Here is the third post in our series relating back to my time as a CPO.  (I was European Procurement Director for the Dun & Bradstreet Corporation in the early 90s. I then became Procurement Director for the Department of Social Security and my final CPO role was as Group Procurement Director for the NatWest banking group).

My purpose is very much to help others. I think I’m most unlikely to do a CPO role ever again, so I’m hoping some readers might avoid some of my mistakes – and even learn from the odd success!

No. 3  - I wish I’d been bolder in terms of seeking investment in Procurement

It’s never easy asking for money, and of course many of us in procurement are by nature fairly cautious with our money. One might even say a little parsimonious at times, miserly perhaps at the extreme? I don’t think I quite fall into that category, but I was certainly cautious, and saw that as an admirable trait.  Which in most cases and for most of the time, it is. However, there are times when one needs to be bold, and that was never something that came easily to me.

It’s not impossible to drive change without spending money, but it is tough, it takes longer and I suspect it is even harder to do it today than it was when I was a CPO. Investment, whether it is in tools and software, people (through recruitment and training), or consulting and similar support, can definitely accelerate the change and increase the chances of success.

And what I’ve learnt is that generally the CPOs who drive the most visible change and the biggest  success are prepared to put their hands up and say, “I can deliver these benefits, but I am going to need some investment to achieve them”. I wasn’t very good at doing that, partly because of this innate caution about spending money.

It’s also worth noting that the best time to have the conversation is very early in your tenure with an organisation or when you take up a new role.

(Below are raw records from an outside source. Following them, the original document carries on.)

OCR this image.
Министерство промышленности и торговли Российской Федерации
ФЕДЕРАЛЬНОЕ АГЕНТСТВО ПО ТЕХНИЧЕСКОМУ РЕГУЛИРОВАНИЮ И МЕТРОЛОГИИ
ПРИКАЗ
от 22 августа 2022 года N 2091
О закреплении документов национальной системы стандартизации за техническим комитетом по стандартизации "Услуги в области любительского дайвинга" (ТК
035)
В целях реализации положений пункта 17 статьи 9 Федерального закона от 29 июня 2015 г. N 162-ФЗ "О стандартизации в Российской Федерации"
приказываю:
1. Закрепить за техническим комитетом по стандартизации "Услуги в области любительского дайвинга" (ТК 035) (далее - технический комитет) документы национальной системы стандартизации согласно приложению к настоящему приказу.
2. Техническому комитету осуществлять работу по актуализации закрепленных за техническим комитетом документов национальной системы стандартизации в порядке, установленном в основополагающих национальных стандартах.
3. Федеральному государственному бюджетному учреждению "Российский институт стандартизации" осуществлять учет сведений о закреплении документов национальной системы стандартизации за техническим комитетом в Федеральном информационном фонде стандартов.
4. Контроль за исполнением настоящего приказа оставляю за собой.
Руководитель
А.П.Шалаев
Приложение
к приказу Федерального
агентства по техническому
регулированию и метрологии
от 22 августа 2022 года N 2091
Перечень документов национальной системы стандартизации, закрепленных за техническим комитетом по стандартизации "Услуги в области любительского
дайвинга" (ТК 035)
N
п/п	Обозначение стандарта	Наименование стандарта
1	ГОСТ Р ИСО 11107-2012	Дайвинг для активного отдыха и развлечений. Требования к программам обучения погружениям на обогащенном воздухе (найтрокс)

Indeed, if you are really courageous, talk about it at final interview stage. If you don’t get good signals back, then you can decide if you are still interested in a role where investment may not be on the table (it might still be a decent job but at least you know where you stand).

If you leave it until you’ve been in the role for 2 years, the danger is the organisation perceives everything is fine, they like you, results look good – so why spend a million or two on a "transformation programme"?

The other opportunity you may have to make the case for investment is if there is a “burning platform“ - or you can create the perception that there is one. But that’s a topic for another day I think.

Anyway, you have a choice. You don’t have to be bold, and many CPOs do just fine without putting their heads above the parapet. But, you only get one chance in life, and as a CPO of an organisation to really make an impact. So I should have been a bit more daring!